How bad are non-coalesced STORES to gl. mem?

I’m about to develop a kernel where I need to permute the resulting vector which resides in shared memory before writing back to global memory. (Implementing walsh sequency ordered transform by extending the SDK hadamard ordered walsh transform)

I’m aware that reads from global memory should always be coalesced since the program cannot continue without having the value i.e. needs to wait. Though, when writing a value to global memory it would make sense to me if the program just continues without waiting for (? 400-600 ?) cycles for the values to be written. Provided that there are no data-dependencies (i.e. reads from the same global memory).
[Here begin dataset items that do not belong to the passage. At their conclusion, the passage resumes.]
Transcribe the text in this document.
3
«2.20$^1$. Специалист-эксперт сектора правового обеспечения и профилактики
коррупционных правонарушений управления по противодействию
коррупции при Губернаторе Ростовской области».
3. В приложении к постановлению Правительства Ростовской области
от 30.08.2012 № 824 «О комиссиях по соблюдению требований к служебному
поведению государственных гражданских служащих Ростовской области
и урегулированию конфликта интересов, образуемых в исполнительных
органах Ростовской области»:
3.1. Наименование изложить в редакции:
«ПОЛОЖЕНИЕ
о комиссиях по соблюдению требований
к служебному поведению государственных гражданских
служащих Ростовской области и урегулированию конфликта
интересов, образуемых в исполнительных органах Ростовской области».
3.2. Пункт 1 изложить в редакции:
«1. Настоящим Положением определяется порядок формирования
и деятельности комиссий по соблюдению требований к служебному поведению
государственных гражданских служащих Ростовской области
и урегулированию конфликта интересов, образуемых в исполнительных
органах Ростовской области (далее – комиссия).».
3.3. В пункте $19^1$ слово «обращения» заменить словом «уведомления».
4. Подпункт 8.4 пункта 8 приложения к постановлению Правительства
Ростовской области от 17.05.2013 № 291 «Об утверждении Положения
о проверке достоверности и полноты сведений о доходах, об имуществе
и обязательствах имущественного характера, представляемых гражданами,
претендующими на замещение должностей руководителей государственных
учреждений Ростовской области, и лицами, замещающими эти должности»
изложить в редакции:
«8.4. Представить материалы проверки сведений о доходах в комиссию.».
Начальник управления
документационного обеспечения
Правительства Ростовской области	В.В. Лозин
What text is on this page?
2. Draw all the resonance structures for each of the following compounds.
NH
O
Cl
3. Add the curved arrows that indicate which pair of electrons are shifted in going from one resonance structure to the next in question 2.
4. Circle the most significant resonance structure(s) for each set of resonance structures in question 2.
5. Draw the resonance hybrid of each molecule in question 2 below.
I also noticed that some SDK examples don’t write to global memory coalesced but focus on coalesced reads.

Basically what I need to decide is: Given the Hadmard sequence I need to permutate it e.g. for 8 values in such a way:

Hadamard: 1 2 3 4 5 6 7 8

Walsh   : 1 8 4 5 2 7 3 6

Now I can either take the vector in shared memory and store it in global memory having non-coalesced writes all over the place or permute in shared memory (lots of bank conflicts) and store it coalesced…

Any thoughts?

Do the permutation in shared memory and coalesce the writes to global memory. Writing coalesced is just as important as reading. To prove it, I just modified my bw_test code (search the forums if you want it) to read coalesced, but write uncoalesced. For the test that copies floats from one array to another, performance dropped from 56.8 GiB/s bandwidth to 8.6 GiB/s (on G80).

The issue isn’t so much latency as it is throughput. Uncoalesced reads (and writes) can’t make use of the entire memory bus width like coalesced ones can and the write must be split into several transactions. Things are a little different on compute >1.2 and you can do permutations like this and still coalesce as long as the permutations happen only in defined so many byte wide windows (see the 2.0b2 programming guide for the details).

Thanks for the fast reply.

I guess then I already know how to optimize my other kernels. Yaya

Since I’m permuting over 512 element vector the new coalescing rules are of no use for this operation.
I’ll load all the vector elements from shared memory into 2 registers (I got twice as much elements as threads) and then write them back (with lots of bank conflicts) into shared memory. Just swaping doesn’t work so I will use registers which I’ll have plenty of when I get my GX280…